Könnte auf einige Windräder verzichtet werden, wenn mehr Photovoltaik genutzt werden würde? (Symbolbild) Foto: Julian Stratenschulte/dpa

Die Potenziale sind riesig, meint unser Autor – doch die Kosten-Nutzen-Rechnungen verhageln die Bilanz. Der Verbrauch von Natur sei einfacher – deshalb streiten Bürger und Parlamente.

Wieder einmal wird in Horb über Windkraftstandorte gestritten. Vor allem das Waldgebiet „Großer Hau“ ist wieder ein großes Thema. Was ist eigentlich mit der Photovoltaik? Auf Bundesländerebene erreicht Baden-Württemberg mit 21 Prozent Ausschöpfung des Potenzials den Spitzenwert.

 

Das Leibniz-Institut für ökologische Raumentwicklung vermutet, dass Dächer und Fassaden ein technisches Potenzial von bis zu 1000 Gigawatt Solarenergie bieten. Das würde weit über die Klimaziele der Regierung hinausschießen – ohne weitere Freiflächen zu opfern.

Photovoltaik auf Flachdachflächen – Fehlanzeige

Es reicht schon, durchs Neckartal zwischen Oberndorf und Rottenburg zu fahren, um zu sehen: Auf den meisten riesigen industriellen Flachdachflächen gibt’s keine Photovoltaikanlage.

Warum eigentlich nicht? Wegen der hohen Leistung der Anlagen gibt es weniger Fördergelder wie für Privathäusern. Andererseits sind die Erträge nicht so hoch wie bei PV-Anlagen auf freien Flächen. Dann kommen hohe Kosten: Netzanschluss, Bau der Transformatorenstation sowie die Verlegung der Anschlusskabel.

Kein Wunder, dass Leuten der Kragen platzt

Für Naturschützer läuft es aus ihrer Sicht wie immer: Zerstörter Wald und zugebauter kosten nichts – alles andere ist der Kosten-Nutzen-Rechnung unterworfen. Deshalb bleiben viele Flachdächer ungenutzt, und seien sie noch so groß. Es darf sich also niemand wundern, wenn den Leuten in machen Bürgersprechstunden der Kragen platzt. Wer immer wieder in die Klimasünder-Ecke gestellt wird, nur weil er kein Windrad vor der Tür haben will, wird irgendwann den Glauben an die Politik verlieren.

Der Vorwurf der „Klimadiktatur“ wird bei machen Menschen neue Nahrung bekommen. Einige Besitzer von Holzöfen befürchten jetzt schon, dass der Staat diese Art zu heizen irgendwann verbieten wird – wegen der Feinstaubwerte. Genauso, wie manche auch Tabak und Alkohol lieber heute als morgen verbieten würden.
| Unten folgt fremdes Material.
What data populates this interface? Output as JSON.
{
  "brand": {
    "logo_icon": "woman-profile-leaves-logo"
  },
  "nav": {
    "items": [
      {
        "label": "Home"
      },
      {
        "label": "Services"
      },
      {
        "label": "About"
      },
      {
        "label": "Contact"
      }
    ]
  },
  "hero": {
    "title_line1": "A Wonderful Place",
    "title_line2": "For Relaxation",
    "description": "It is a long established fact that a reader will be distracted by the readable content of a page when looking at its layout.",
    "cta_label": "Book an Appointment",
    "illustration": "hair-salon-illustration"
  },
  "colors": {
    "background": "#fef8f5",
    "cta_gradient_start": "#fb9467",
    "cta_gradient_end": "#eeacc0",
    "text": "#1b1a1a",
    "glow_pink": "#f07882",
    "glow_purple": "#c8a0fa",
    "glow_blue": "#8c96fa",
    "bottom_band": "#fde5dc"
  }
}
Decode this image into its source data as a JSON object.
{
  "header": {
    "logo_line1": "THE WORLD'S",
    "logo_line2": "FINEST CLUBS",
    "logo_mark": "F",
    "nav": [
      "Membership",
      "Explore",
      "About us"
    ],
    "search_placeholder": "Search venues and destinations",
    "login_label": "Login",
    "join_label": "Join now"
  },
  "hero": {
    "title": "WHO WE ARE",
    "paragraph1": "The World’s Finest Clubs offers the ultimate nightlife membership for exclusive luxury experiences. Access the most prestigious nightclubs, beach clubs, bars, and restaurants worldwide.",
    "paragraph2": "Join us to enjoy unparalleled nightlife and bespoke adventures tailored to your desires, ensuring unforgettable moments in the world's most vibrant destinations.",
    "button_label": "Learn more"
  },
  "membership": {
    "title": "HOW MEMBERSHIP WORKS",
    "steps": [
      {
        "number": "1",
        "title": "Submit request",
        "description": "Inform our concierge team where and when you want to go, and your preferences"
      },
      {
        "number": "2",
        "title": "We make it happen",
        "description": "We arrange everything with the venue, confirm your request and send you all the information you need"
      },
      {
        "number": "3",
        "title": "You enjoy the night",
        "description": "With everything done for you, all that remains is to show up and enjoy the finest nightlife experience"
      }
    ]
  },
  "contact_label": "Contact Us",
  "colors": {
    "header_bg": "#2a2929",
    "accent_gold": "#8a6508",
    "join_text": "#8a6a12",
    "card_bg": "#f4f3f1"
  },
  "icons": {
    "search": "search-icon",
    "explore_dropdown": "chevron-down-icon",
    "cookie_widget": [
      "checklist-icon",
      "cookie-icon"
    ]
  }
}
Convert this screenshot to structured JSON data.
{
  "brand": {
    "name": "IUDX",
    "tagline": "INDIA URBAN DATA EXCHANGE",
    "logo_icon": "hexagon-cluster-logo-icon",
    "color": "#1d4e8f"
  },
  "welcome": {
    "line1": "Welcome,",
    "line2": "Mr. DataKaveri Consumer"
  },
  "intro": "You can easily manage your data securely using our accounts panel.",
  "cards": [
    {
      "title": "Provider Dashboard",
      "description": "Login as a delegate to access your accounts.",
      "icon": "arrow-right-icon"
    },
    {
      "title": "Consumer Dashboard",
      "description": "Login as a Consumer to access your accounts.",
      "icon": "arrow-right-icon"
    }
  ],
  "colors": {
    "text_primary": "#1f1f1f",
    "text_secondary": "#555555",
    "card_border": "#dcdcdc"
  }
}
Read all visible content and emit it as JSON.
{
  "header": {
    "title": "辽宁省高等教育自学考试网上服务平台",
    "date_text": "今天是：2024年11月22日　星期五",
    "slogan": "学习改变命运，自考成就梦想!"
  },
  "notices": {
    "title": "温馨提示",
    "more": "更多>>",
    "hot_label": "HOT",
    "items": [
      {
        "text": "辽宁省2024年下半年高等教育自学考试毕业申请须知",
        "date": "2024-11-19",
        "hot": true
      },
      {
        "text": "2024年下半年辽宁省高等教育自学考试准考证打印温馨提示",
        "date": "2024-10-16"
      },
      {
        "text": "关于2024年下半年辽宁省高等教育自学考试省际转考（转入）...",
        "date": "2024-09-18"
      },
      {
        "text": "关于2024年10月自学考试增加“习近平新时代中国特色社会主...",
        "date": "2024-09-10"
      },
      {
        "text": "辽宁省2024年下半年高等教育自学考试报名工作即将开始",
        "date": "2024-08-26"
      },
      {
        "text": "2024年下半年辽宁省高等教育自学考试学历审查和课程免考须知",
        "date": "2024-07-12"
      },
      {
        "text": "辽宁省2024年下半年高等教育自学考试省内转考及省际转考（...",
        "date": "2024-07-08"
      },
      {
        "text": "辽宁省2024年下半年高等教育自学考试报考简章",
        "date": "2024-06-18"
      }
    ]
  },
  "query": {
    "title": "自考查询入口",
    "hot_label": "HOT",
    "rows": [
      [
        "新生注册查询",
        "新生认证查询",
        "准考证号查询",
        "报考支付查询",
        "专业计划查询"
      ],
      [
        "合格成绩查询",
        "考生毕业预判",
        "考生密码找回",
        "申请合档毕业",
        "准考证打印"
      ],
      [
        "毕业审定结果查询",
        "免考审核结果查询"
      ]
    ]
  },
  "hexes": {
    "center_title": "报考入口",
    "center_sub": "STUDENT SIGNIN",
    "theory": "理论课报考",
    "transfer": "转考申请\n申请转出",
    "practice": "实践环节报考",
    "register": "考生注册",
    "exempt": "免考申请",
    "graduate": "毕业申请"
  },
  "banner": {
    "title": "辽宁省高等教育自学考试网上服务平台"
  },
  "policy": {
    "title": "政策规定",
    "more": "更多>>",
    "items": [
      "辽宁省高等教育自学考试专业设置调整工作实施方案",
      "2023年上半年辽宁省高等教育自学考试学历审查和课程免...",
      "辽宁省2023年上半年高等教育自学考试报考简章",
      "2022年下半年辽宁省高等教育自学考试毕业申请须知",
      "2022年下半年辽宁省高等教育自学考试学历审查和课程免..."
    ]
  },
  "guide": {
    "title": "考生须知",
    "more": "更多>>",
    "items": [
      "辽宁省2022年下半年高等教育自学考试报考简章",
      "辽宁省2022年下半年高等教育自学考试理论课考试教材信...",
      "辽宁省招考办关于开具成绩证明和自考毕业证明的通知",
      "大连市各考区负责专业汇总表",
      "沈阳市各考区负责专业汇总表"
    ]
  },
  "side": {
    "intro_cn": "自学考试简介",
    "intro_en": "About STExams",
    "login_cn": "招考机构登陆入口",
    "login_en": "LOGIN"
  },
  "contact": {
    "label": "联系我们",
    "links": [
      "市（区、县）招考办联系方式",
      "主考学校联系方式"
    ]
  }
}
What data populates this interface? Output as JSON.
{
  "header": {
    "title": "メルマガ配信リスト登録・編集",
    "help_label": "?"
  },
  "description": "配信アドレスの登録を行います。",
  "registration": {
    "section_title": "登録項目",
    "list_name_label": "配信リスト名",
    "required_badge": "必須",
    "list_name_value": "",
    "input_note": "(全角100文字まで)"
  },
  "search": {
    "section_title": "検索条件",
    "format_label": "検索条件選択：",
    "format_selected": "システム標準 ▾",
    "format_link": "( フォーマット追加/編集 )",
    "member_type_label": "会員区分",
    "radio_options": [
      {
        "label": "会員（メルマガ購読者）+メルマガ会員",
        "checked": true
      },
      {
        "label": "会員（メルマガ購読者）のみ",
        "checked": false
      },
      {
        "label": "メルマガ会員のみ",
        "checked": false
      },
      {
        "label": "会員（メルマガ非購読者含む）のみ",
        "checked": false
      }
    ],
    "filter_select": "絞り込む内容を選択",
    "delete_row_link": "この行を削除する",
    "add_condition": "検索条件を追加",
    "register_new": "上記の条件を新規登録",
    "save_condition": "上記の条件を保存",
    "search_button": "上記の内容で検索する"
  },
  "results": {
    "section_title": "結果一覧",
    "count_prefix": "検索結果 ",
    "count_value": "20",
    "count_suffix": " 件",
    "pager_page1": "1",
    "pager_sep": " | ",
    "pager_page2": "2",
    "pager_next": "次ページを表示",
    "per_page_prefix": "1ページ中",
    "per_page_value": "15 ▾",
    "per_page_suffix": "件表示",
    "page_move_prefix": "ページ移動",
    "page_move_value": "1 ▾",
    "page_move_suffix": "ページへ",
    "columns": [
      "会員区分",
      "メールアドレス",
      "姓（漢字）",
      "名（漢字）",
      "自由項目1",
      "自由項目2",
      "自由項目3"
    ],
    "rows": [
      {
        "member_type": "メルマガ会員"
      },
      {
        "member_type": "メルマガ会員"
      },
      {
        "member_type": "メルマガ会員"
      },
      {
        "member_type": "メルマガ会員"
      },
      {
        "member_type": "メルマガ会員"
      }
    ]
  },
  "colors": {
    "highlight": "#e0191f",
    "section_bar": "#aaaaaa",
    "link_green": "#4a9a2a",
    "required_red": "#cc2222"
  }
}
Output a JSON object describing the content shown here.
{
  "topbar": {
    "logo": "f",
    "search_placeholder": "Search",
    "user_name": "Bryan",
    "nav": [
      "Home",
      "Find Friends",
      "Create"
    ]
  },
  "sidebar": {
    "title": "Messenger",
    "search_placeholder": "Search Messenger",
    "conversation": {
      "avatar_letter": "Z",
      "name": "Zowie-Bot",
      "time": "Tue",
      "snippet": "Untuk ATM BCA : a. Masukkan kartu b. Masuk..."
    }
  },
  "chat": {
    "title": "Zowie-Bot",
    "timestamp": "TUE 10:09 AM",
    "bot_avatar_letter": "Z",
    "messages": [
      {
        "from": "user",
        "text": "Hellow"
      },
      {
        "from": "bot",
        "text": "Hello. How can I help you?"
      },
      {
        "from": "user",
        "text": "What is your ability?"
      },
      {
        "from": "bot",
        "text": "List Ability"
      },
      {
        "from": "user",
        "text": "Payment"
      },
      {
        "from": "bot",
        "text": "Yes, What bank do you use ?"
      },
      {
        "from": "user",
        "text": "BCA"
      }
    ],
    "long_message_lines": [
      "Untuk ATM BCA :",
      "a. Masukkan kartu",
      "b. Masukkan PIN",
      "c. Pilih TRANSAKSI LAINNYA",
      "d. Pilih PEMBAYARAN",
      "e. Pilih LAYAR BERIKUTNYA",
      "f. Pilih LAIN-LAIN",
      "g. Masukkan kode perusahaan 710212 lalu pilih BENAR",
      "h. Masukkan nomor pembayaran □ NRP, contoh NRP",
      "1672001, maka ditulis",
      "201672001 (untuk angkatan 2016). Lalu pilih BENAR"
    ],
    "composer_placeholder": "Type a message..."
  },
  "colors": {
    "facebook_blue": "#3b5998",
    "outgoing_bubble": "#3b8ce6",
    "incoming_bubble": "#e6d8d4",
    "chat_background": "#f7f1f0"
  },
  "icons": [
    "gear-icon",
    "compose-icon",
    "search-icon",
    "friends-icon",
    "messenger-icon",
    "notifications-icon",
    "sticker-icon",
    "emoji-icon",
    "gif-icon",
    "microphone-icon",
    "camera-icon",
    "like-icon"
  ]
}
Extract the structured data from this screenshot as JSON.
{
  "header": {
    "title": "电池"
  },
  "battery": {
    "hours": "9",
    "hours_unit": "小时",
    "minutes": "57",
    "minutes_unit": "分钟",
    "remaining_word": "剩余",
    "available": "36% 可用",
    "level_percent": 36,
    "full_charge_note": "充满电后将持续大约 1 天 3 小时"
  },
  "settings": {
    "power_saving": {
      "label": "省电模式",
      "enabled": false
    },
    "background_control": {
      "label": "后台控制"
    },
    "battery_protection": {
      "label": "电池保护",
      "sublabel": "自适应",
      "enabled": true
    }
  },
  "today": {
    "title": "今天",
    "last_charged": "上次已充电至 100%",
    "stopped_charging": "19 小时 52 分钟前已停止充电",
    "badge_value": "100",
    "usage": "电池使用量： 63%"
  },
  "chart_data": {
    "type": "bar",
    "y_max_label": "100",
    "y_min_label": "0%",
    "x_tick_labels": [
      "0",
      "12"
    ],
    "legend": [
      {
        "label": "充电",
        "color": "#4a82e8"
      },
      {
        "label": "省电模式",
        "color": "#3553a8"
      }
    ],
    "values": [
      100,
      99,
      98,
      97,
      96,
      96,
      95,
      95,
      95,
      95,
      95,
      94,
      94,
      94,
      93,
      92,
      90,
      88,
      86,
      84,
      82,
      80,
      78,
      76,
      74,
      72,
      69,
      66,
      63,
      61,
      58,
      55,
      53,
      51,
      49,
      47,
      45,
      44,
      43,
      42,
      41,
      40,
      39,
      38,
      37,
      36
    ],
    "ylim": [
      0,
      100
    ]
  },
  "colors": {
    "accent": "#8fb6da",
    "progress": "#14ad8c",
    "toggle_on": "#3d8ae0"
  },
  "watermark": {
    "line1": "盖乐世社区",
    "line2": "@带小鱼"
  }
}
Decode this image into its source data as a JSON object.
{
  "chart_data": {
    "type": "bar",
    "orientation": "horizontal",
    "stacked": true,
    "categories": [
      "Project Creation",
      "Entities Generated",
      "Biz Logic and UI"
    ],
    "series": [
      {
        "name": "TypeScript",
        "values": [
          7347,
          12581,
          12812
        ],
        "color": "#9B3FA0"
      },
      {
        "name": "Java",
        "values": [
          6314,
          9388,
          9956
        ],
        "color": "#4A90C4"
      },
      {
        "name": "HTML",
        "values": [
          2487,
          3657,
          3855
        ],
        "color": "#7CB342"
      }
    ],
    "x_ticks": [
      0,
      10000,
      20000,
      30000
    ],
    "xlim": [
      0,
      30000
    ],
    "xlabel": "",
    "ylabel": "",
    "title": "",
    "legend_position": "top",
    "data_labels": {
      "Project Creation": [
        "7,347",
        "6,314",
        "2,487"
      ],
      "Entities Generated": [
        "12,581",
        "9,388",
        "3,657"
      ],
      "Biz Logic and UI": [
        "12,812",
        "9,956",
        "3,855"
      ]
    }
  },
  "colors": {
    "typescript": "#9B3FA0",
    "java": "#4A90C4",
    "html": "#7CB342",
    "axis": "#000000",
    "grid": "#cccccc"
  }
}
Die bürokratisch-planerischen Hürden sind hoch

Aber zurück zur Photovoltaik. Es fällt schon auf, dass sich niemand mehr traut, das Thema anzupacken. Wahrscheinlich sind inzwischen die bürokratisch-planerischen Hürden so hoch, dass kein Investor Zeit, Lust, Geld und Nerven hat. Das wird bei der Windkraft wohl auch passieren. Kürzlich sagte ein Kommunalpolitiker: Früher passte ein Windpark-Planungsverfahren auf ein paar Dutzend A4-Seiten. Heute sind es 27 volle Aktenordner.

Wie viele Investoren stehen für Windkraftprojekte bereit? In Starzach ist die Windpark-Planung schon weit gediehen, aber auch dort gibt es Widerstand bis 11. April können Bürger noch Einwendungen erheben. Auch in Horb wirbt der Nabu großangelegt und muntert die Einwohner auf, Einspruch zu erheben. Hier gibt es nicht einmal einen möglichen Windkraft-Interessenten, der sich öffentlich gemeldet hätte. Die Stadtverwaltung wird sich das wohl nicht mehr antun. Der „Große Hau“ wirkt noch nach. Damals dachte OB Rosenberger, er tue der Stadt etwas Gutes, als er gleich einen Investor mit konkreten Plänen präsentierte. Der Schuss ging nach hinten los. Die Windkraft wird in der Region auf lange Zeit nicht das Zukunftsthema.